Я мог бы выставить на передний план генеалогии концепций – таких, как гедонистические валентности и связанные с ними основные различения: базовая эмоция или сложная, приятная или неприятная, направленная на объект или не направленная на объект, сознательная или бессознательная. Я мог бы выбрать другие эксперименты, имеющие непрямую, но важную связь с эмоциями: я мог бы писать о Бенджамине Либете, о бессознательном принятии решений или о недостающей полусекунде, о прилежащем ядре, системах вознаграждения и нейромедиаторах, о памяти и эмоциональной основе воспоминания. Я мог бы сосредоточить внимание на других науках, заимствующих концепции из нейронауки, – например, на нейроэкономике. И я мог бы развенчать другие мифы, – скажем, такие, как утверждение Сильвана Томкинса: «То, что бихевиоризм игнорировал роль аффектов, очевидно»[911]

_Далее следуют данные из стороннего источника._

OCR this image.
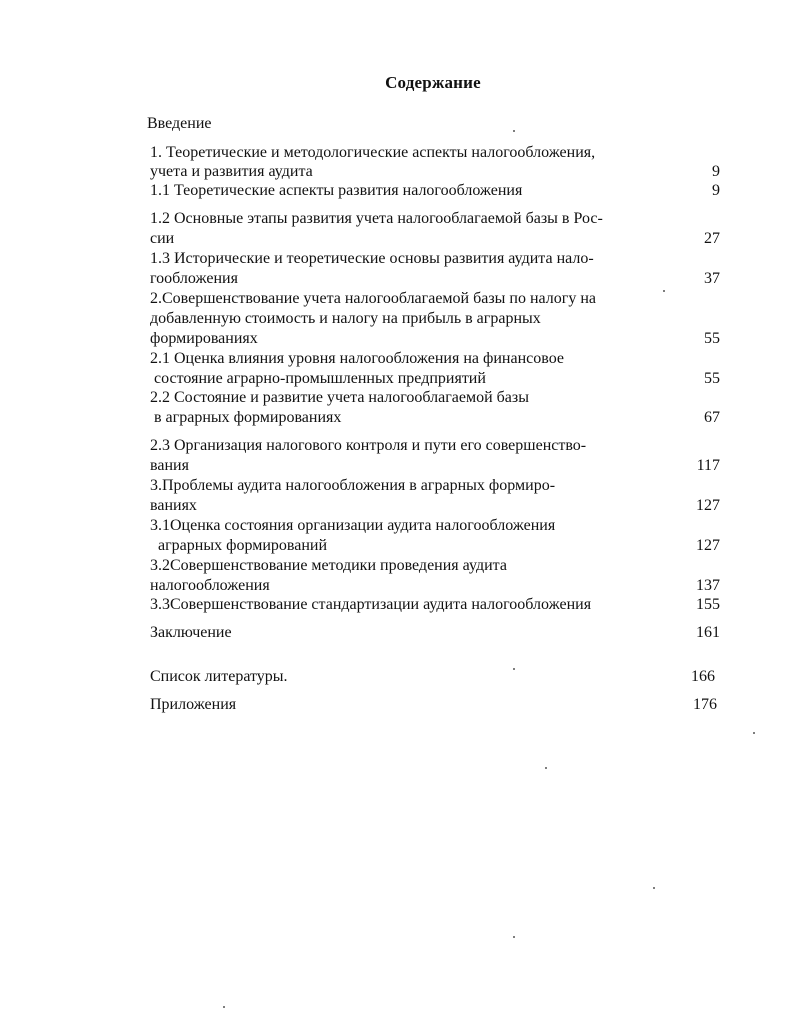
Содержание
Введение
1. Теоретические и методологические аспекты налогообложения,
учета и развития аудита	9
1.1 Теоретические аспекты развития налогообложения	9
1.2 Основные этапы развития учета налогооблагаемой базы в Рос-
сии	27
1.3 Исторические и теоретические основы развития аудита нало-
гообложения	37
2.Совершенствование учета налогооблагаемой базы по налогу на
добавленную стоимость и налогу на прибыль в аграрных
формированиях	55
2.1 Оценка влияния уровня налогообложения на финансовое
состояние аграрно-промышленных предприятий	55
2.2 Состояние и развитие учета налогооблагаемой базы
в аграрных формированиях	67
2.3 Организация налогового контроля и пути его совершенство-
вания	117
3.Проблемы аудита налогообложения в аграрных формиро-
ваниях	127
3.1Оценка состояния организации аудита налогообложения
аграрных формирований	127
3.2Совершенствование методики проведения аудита
налогообложения	137
3.3Совершенствование стандартизации аудита налогообложения	155
Заключение	161
Список литературы.	166
Приложения	176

. Это утверждение имело очень большие и долговременные последствия, оно надолго исказило представления о том, как изучали эмоции до начала 1960‐х годов. Здесь я мог бы рассмотреть самые разные течения бихевиоризма, российскую рефлексологию Ивана Павлова и Владимира Бехтерева, а также их исследования об эмоциональных раздражителях. Но и тогда я бы все равно в конечном счете пришел к вопросу, который мне кажется наиболее актуальным: должна ли историческая наука заимствовать концепции из наук о жизни? И если да, то как? В IV главе мы обратимся к самой интересной попытке ответить на эти вопросы и таким образом уйти от дихотомии социального конструктивизма и универсализма.ГЛАВА IV
ПЕРСПЕКТИВЫ ИСТОРИИ ЭМОЦИЙ
1. Навигация чувств: Уильям Редди и его попытка преодолеть дихотомию социального конструктивизма и универсализма
Американский историк и антрополог Уильям М. Редди (*1947), специалист по Франции, в начале 1990‐х годов первым стал продуктивно использовать выводы наук о жизни, прежде всего когнитивной психологии, в своих исследованиях эмоций. Он занимался представлениями о чести во Франции в начале XIX века и одновременно следил за новой антропологической литературой об эмоциях[912]

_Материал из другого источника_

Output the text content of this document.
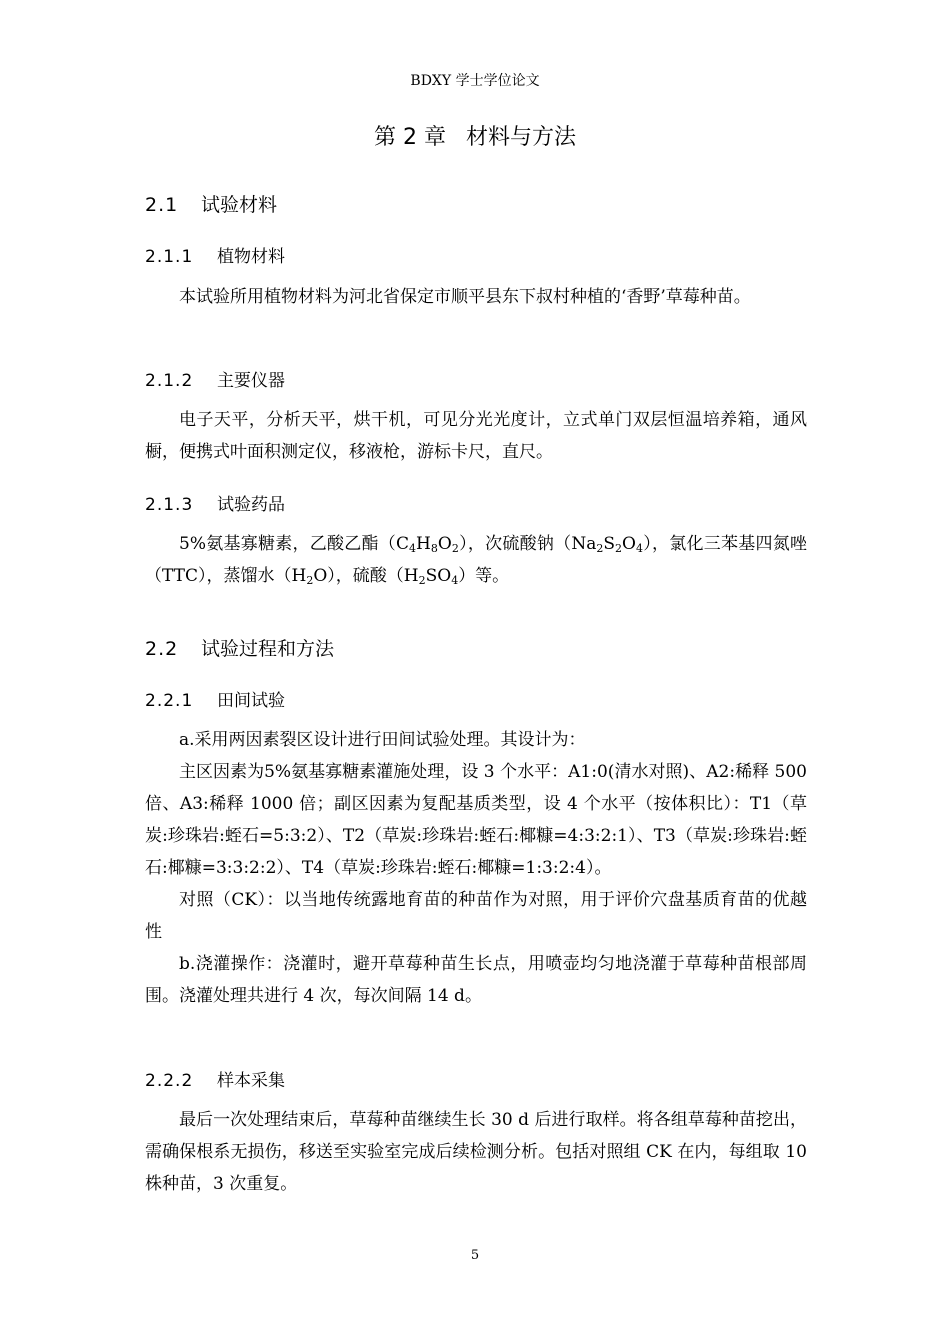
BDXY 学士学位论文
第 2 章 材料与方法
2.1 试验材料
2.1.1 植物材料
本试验所用植物材料为河北省保定市顺平县东下叔村种植的‘香野’草莓种苗。
2.1.2 主要仪器
电子天平，分析天平，烘干机，可见分光光度计，立式单门双层恒温培养箱，通风橱，便携式叶面积测定仪，移液枪，游标卡尺，直尺。
2.1.3 试验药品
5%氨基寡糖素，乙酸乙酯$(C_4H_8O_2)$，次硫酸钠$(Na_2S_2O_4)$，氯化三苯基四氮唑（TTC），蒸馏水$(H_2O)$，硫酸$(H_2SO_4)$等。
2.2 试验过程和方法
2.2.1 田间试验

a.采用两因素裂区设计进行田间试验处理。其设计为：

主区因素为5%氨基寡糖素灌施处理，设 3 个水平：A1:0(清水对照)、A2:稀释 500 倍、A3:稀释 1000 倍；副区因素为复配基质类型，设 4 个水平（按体积比）：T1（草炭:珍珠岩:蛭石=5:3:2）、T2（草炭:珍珠岩:蛭石:椰糠=4:3:2:1）、T3（草炭:珍珠岩:蛭石:椰糠=3:3:2:2）、T4（草炭:珍珠岩:蛭石:椰糠=1:3:2:4）。

对照（CK）：以当地传统露地育苗的种苗作为对照，用于评价穴盘基质育苗的优越性

b.浇灌操作：浇灌时，避开草莓种苗生长点，用喷壶均匀地浇灌于草莓种苗根部周围。浇灌处理共进行 4 次，每次间隔 14 d。

2.2.2 样本采集
最后一次处理结束后，草莓种苗继续生长 30 d 后进行取样。将各组草莓种苗挖出，需确保根系无损伤，移送至实验室完成后续检测分析。包括对照组 CK 在内，每组取 10 株种苗，3 次重复。
5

. Господствовавший в этой литературе социальный конструктивизм вызывал у него всё бóльшие сомнения. В 1997 году он опубликовал программную теоретическую статью под названием «Против конструктивизма: историческая этнография эмоций», которая заслуживает того, чтобы здесь шаг за шагом проследить ее аргументацию[913].Редди начинает с дилеммы: стоя на почве антропологического культурного релятивизма, невозможно выработать никакую нормативно-политическую позицию, даже если автор этого желает. Пример из антропологии эмоций: как пишет исследовательница Бенедикт Грима, gham – определенная форма печали – является наиболее интенсивным и почти единственным чувством, которое пуштунские женщины в Пакистане должны выражать публично. Демонстративное проявление gham на людях ожидается от них в особенности при выходе замуж. Если кто-то из близких женщины (например, сын) получает ранение, пуштунские женщины собираются в группу поодаль от этого человека и начинают громко рыдать и причитать – демонстрировать друг другу gham, – не уделяя пострадавшему никакого внимания.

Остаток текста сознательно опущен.